Japan’s industry ministry said on Monday it aimed to treble sales of semiconductors made in Japan to JPY 15 trillion (roughly Rs. 9,285,004,593,300 crore) by 2030 as Tokyo strives to boost domestic microchip production following global supply chain snarls.
Japan sees microchips as strategic products to strengthen its economic security and is providing hefty subsidies to Taiwan Semiconductor Manufacturing Co (TSMC) and others to build plants in Japan or have them expand existing facilities.
The ministry plans to put the sales target in Japan’s semiconductor and digital industry strategy, which will be updated by the middle of the year.
Japan has seen its share in the global microchip market tumble from 50 percent in the late 1980s to around 10 percent, outperformed by nimbler rivals with deep pockets such as South Korea’s Samsung Electronics.

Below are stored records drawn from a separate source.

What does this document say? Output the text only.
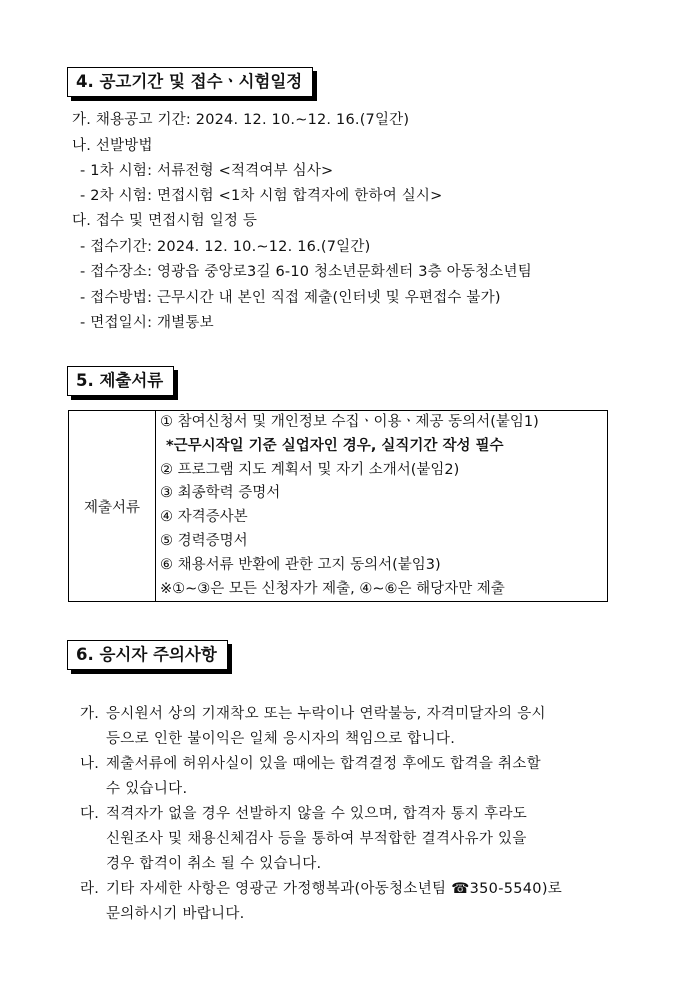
4. 공고기간 및 접수ㆍ시험일정
가. 채용공고 기간: 2024. 12. 10.∼12. 16.(7일간)
나. 선발방법
- 1차 시험: 서류전형 <적격여부 심사>
- 2차 시험: 면접시험 <1차 시험 합격자에 한하여 실시>
다. 접수 및 면접시험 일정 등
- 접수기간: 2024. 12. 10.∼12. 16.(7일간)
- 접수장소: 영광읍 중앙로3길 6-10 청소년문화센터 3층 아동청소년팀
- 접수방법: 근무시간 내 본인 직접 제출(인터넷 및 우편접수 불가)
- 면접일시: 개별통보
5. 제출서류
제출서류	
① 참여신청서 및 개인정보 수집ㆍ이용ㆍ제공 동의서(붙임1)
*근무시작일 기준 실업자인 경우, 실직기간 작성 필수
② 프로그램 지도 계획서 및 자기 소개서(붙임2)
③ 최종학력 증명서
④ 자격증사본
⑤ 경력증명서
⑥ 채용서류 반환에 관한 고지 동의서(붙임3)
※①∼③은 모든 신청자가 제출, ④∼⑥은 해당자만 제출
6. 응시자 주의사항
가. 응시원서 상의 기재착오 또는 누락이나 연락불능, 자격미달자의 응시
등으로 인한 불이익은 일체 응시자의 책임으로 합니다.
나. 제출서류에 허위사실이 있을 때에는 합격결정 후에도 합격을 취소할
수 있습니다.
다. 적격자가 없을 경우 선발하지 않을 수 있으며, 합격자 통지 후라도
신원조사 및 채용신체검사 등을 통하여 부적합한 결격사유가 있을
경우 합격이 취소 될 수 있습니다.
라. 기타 자세한 사항은 영광군 가정행복과(아동청소년팀 ☎350-5540)로
문의하시기 바랍니다.
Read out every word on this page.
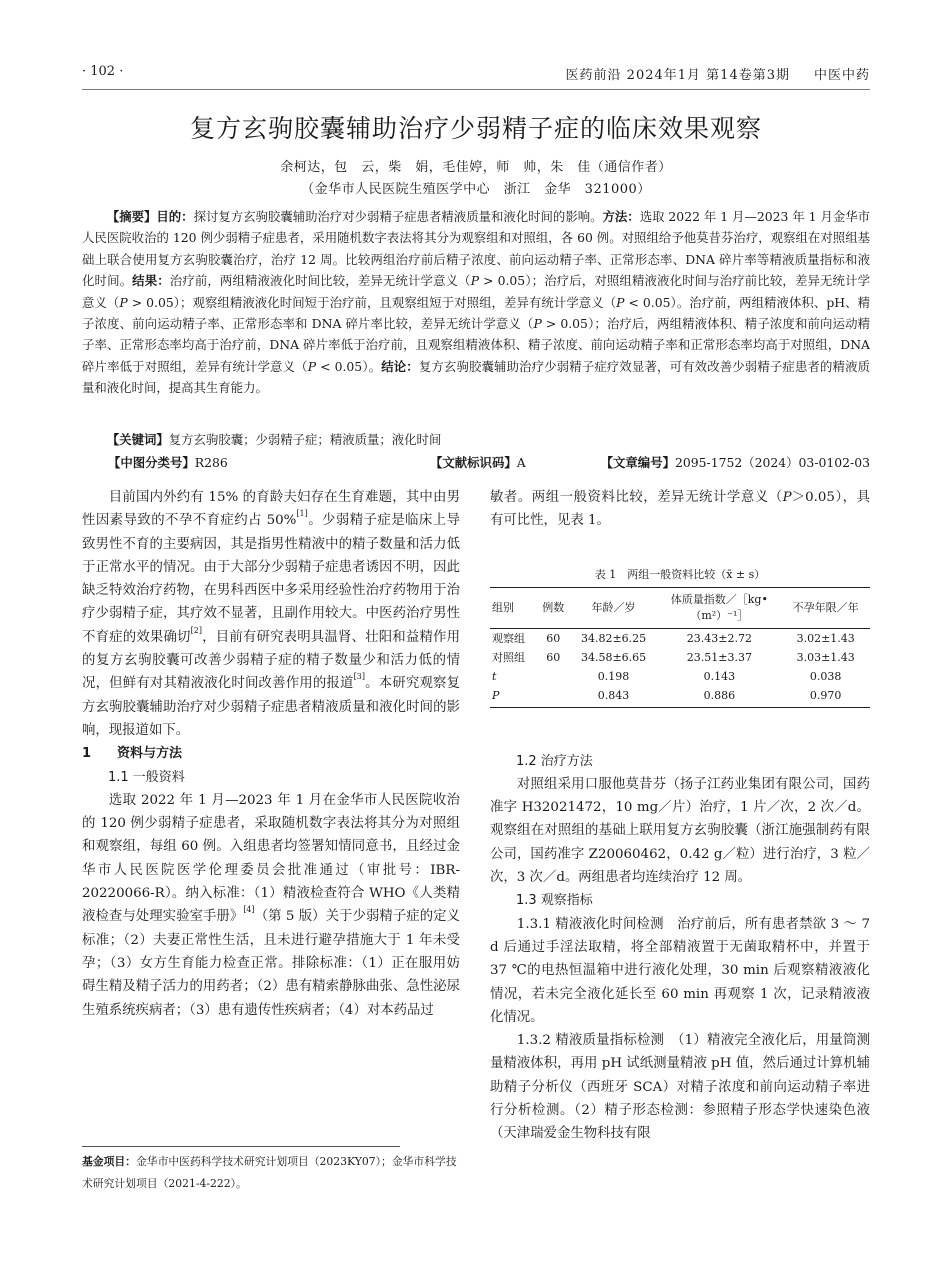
· 102 ·	医药前沿 2024年1月 第14卷第3期 中医中药
复方玄驹胶囊辅助治疗少弱精子症的临床效果观察
余柯达，包　云，柴　娟，毛佳婷，师　帅，朱　佳（通信作者）
（金华市人民医院生殖医学中心　浙江　金华　321000）

【摘要】目的：探讨复方玄驹胶囊辅助治疗对少弱精子症患者精液质量和液化时间的影响。方法：选取 2022 年 1 月—2023 年 1 月金华市人民医院收治的 120 例少弱精子症患者，采用随机数字表法将其分为观察组和对照组，各 60 例。对照组给予他莫昔芬治疗，观察组在对照组基础上联合使用复方玄驹胶囊治疗，治疗 12 周。比较两组治疗前后精子浓度、前向运动精子率、正常形态率、DNA 碎片率等精液质量指标和液化时间。结果：治疗前，两组精液液化时间比较，差异无统计学意义（P > 0.05）；治疗后，对照组精液液化时间与治疗前比较，差异无统计学意义（P > 0.05）；观察组精液液化时间短于治疗前，且观察组短于对照组，差异有统计学意义（P < 0.05）。治疗前，两组精液体积、pH、精子浓度、前向运动精子率、正常形态率和 DNA 碎片率比较，差异无统计学意义（P > 0.05）；治疗后，两组精液体积、精子浓度和前向运动精子率、正常形态率均高于治疗前，DNA 碎片率低于治疗前，且观察组精液体积、精子浓度、前向运动精子率和正常形态率均高于对照组，DNA 碎片率低于对照组，差异有统计学意义（P < 0.05）。结论：复方玄驹胶囊辅助治疗少弱精子症疗效显著，可有效改善少弱精子症患者的精液质量和液化时间，提高其生育能力。

【关键词】复方玄驹胶囊；少弱精子症；精液质量；液化时间

【中图分类号】R286	【文献标识码】A	【文章编号】2095-1752（2024）03-0102-03

目前国内外约有 15% 的育龄夫妇存在生育难题，其中由男性因素导致的不孕不育症约占 50%[1]。少弱精子症是临床上导致男性不育的主要病因，其是指男性精液中的精子数量和活力低于正常水平的情况。由于大部分少弱精子症患者诱因不明，因此缺乏特效治疗药物，在男科西医中多采用经验性治疗药物用于治疗少弱精子症，其疗效不显著，且副作用较大。中医药治疗男性不育症的效果确切[2]，目前有研究表明具温肾、壮阳和益精作用的复方玄驹胶囊可改善少弱精子症的精子数量少和活力低的情况，但鲜有对其精液液化时间改善作用的报道[3]。本研究观察复方玄驹胶囊辅助治疗对少弱精子症患者精液质量和液化时间的影响，现报道如下。

1　　资料与方法

1.1 一般资料

选取 2022 年 1 月—2023 年 1 月在金华市人民医院收治的 120 例少弱精子症患者，采取随机数字表法将其分为对照组和观察组，每组 60 例。入组患者均签署知情同意书，且经过金华市人民医院医学伦理委员会批准通过（审批号：IBR-20220066-R）。纳入标准：（1）精液检查符合 WHO《人类精液检查与处理实验室手册》[4]（第 5 版）关于少弱精子症的定义标准；（2）夫妻正常性生活，且未进行避孕措施大于 1 年未受孕；（3）女方生育能力检查正常。排除标准：（1）正在服用妨碍生精及精子活力的用药者；（2）患有精索静脉曲张、急性泌尿生殖系统疾病者；（3）患有遗传性疾病者；（4）对本药品过

基金项目：金华市中医药科学技术研究计划项目（2023KY07）；金华市科学技术研究计划项目（2021-4-222）。

敏者。两组一般资料比较，差异无统计学意义（P＞0.05），具有可比性，见表 1。

1.2 治疗方法

对照组采用口服他莫昔芬（扬子江药业集团有限公司，国药准字 H32021472，10 mg／片）治疗，1 片／次，2 次／d。观察组在对照组的基础上联用复方玄驹胶囊（浙江施强制药有限公司，国药准字 Z20060462，0.42 g／粒）进行治疗，3 粒／次，3 次／d。两组患者均连续治疗 12 周。

1.3 观察指标

1.3.1 精液液化时间检测　治疗前后，所有患者禁欲 3 ～ 7 d 后通过手淫法取精，将全部精液置于无菌取精杯中，并置于 37 ℃的电热恒温箱中进行液化处理，30 min 后观察精液液化情况，若未完全液化延长至 60 min 再观察 1 次，记录精液液化情况。

1.3.2 精液质量指标检测　（1）精液完全液化后，用量筒测量精液体积，再用 pH 试纸测量精液 pH 值，然后通过计算机辅助精子分析仪（西班牙 SCA）对精子浓度和前向运动精子率进行分析检测。（2）精子形态检测：参照精子形态学快速染色液（天津瑞爱金生物科技有限

表 1　两组一般资料比较（x̄ ± s）
组别	例数	年龄／岁	体质量指数／［kg•（m²）⁻¹］	不孕年限／年
观察组	60	34.82±6.25	23.43±2.72	3.02±1.43
对照组	60	34.58±6.65	23.51±3.37	3.03±1.43
t		0.198	0.143	0.038
P		0.843	0.886	0.970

Last week, Japan said it would restrict exports of 23 types of semiconductor manufacturing equipment, aligning its technology trade controls with a US push to curb China’s ability to make advanced chips.
Japan, home to major global chip equipment makers such as Nikon and Tokyo Electron, did not specify China as the target of the measures, saying equipment makers would need to seek export permission for all regions.
“We are fulfilling our responsibility as a technological nation to contribute to international peace and stability,” Minister for Economy, Trade and Industry Yasutoshi Nishimura told a news conference.
Japan wants to stop advanced technology being used for military purposes and does not have one specific country in mind with the measures, he said.